Ron Paul - Political Party Identification

Political Party Identification

Throughout his entire tenure in Congress, Paul has represented his district as a member of the Republican Party. However, he has frequently taken positions in direct opposition to the other members and the leadership of the party, and he has sometimes publicly questioned whether he really belonged in the party.

Ron Paul voted for Dwight Eisenhower for President in 1956 when he was 21 years old. He had been a lifelong supporter of the Republican Party by the time he entered politics in the mid 1970s. He was one of the first elected officials in the nation to support Ronald Reagan's presidential campaign, and he actively campaigned for Reagan in 1976 and 1980. After Reagan's election in 1980, Paul quickly became disillusioned with the Reagan administration's policies. He later recalled being the only Republican to vote against Reagan budget proposals in 1981, aghast that "in 1977, Jimmy Carter proposed a budget with a $38 billion deficit, and every Republican in the House voted against it. In 1981, Reagan proposed a budget with a $45 billion deficit – which turned out to be $113 billion – and Republicans were cheering his great victory. They were living in a storybook land." He expressed his disgust with the political culture of both major parties in a speech delivered in 1984 upon resigning from the House of Representatives to prepare for a (failed) run for the Senate, and he eventually apologized to his Libertarian friends for having supported Reagan.

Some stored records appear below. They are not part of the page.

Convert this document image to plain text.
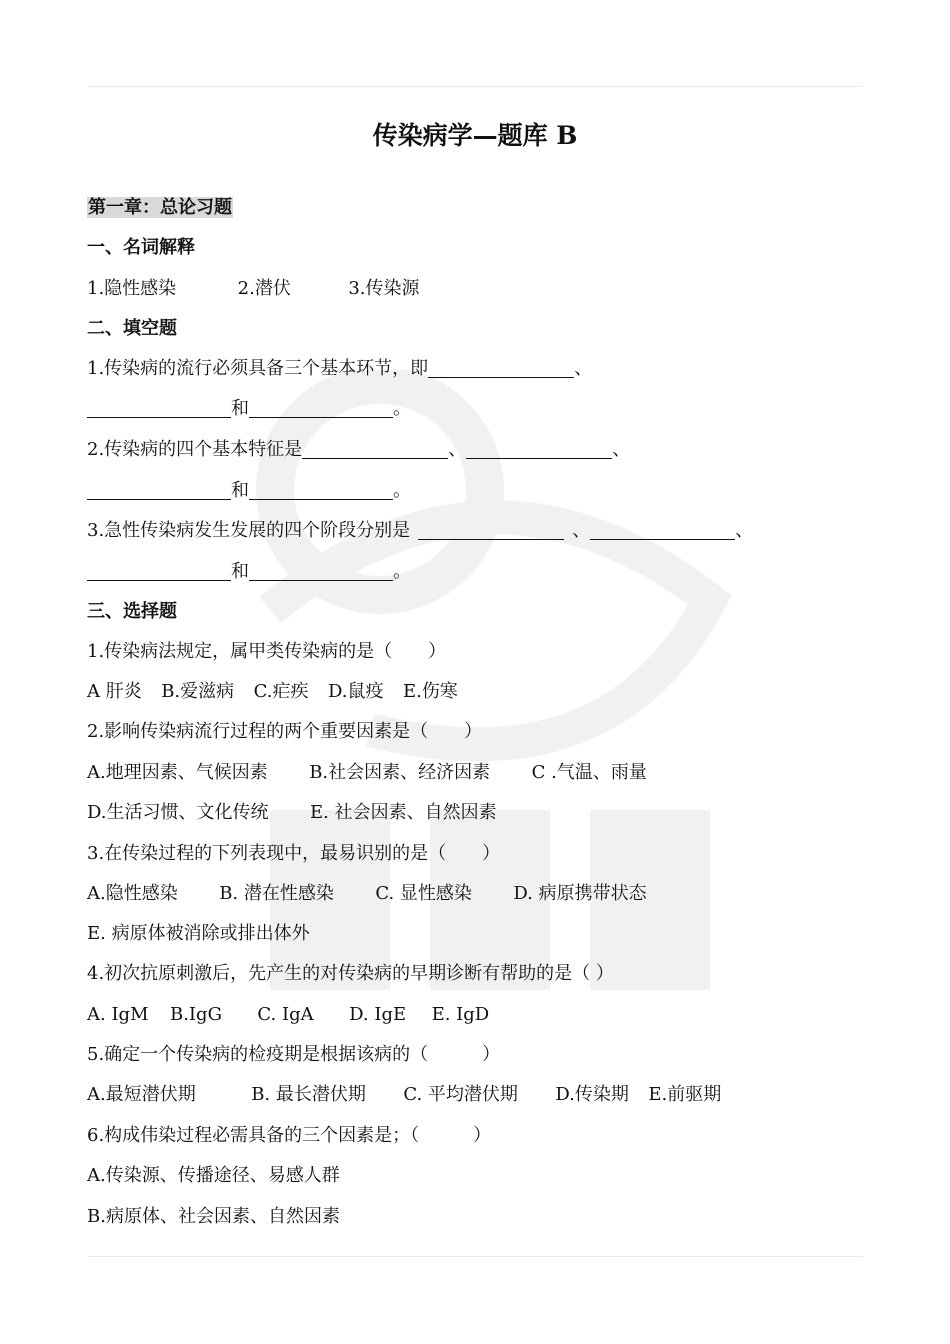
传染病学—题库 B
第一章：总论习题
一、名词解释
1.隐性感染	2.潜伏	3.传染源
二、填空题
1.传染病的流行必须具备三个基本环节，即	、
和	。
2.传染病的四个基本特征是	、	、
和	。
3.急性传染病发生发展的四个阶段分别是	、	、
和	。
三、选择题
1.传染病法规定，属甲类传染病的是（　　）
A 肝炎 B.爱滋病 C.疟疾 D.鼠疫 E.伤寒
2.影响传染病流行过程的两个重要因素是（　　）
A.地理因素、气候因素 B.社会因素、经济因素 C .气温、雨量
D.生活习惯、文化传统 E. 社会因素、自然因素
3.在传染过程的下列表现中，最易识别的是（　　）
A.隐性感染 B. 潜在性感染 C. 显性感染 D. 病原携带状态
E. 病原体被消除或排出体外
4.初次抗原刺激后，先产生的对传染病的早期诊断有帮助的是（ ）
A. IgM B.IgG C. IgA D. IgE E. IgD
5.确定一个传染病的检疫期是根据该病的（　　　）
A.最短潜伏期	B. 最长潜伏期 C. 平均潜伏期 D.传染期 E.前驱期
6.构成伟染过程必需具备的三个因素是；（　　　）
A.传染源、传播途径、易感人群
B.病原体、社会因素、自然因素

By 1987, Paul was ready to sever all ties to the Republican Party, as he explained in a blistering resignation letter: "Since Ronald Reagan and the Republican Party have given us skyrocketing deficits, and astoundingly a doubled national debt. How is it that the party of balanced budgets, with control of the White House and Senate, accumulated red ink greater than all previous administrations put together? ... There is no credibility left for the Republican Party as a force to reduce the size of government. That is the message of the Reagan years." A month later he announced he would seek the 1988 Libertarian Party nomination for president.

During the 1988 campaign, Paul called Reagan "a dramatic failure" and complained that "Reagan's record is disgraceful. He starts wars, breaks the law, supplies terrorists with guns made at taxpayers' expense and lies about it to the American people." Paul predicted that "the Republicans are on their way out as a major party," and he said that, although registered as a Republican, he had always been a Libertarian at heart.

Paul returned to his private medical practice and managing several business ventures after losing the 1988 election; but by 1996, he was ready to return to politics, this time running on the Republican Party ticket again. He said that he had never read the entire Libertarian platform when he ran for president as a Libertarian in 1988, and that "I worked for the Libertarians on my terms, not theirs." He added that in terms of a political label he preferred to call himself "a constitutionalist. In Congress I took an oath to uphold the Constitution, not the (Republican) platform."

When he lost the Republican Party presidential primary election in 2008, Paul criticized the two major political parties, saying that there was no real difference between the parties and that neither of them truly intended to challenge the status quo. He refused to endorse the Republican Party's nominee for president, John McCain, and lent his support to third-party candidates instead.

In 2012 presidential campaign, during which he acknowledged it was unlikely that he would win the Republican Party nomination, Paul again asserted that he was participating in the Republican Party on his own terms, trying to persuade the rest of the party to move toward his positions rather than joining in with theirs. He expressed doubt that he would support any of his rivals should they win the nomination, warning that, “If the policies of the Republican Party are the same as the Democrat Party and they don't want to change anything on foreign policy, they don't want to cut anything, they don't want to audit the Fed and find out about monetary policy, they don't want to have actual change in government, that is a problem for me." On that same theme he said in another interview, "I would be reluctant to jump on board and tell all of the supporters that have given me trust and money that all of a sudden, I'd say, we've done is for naught. So, let's support anybody at all ... even if they disagree with everything that we do."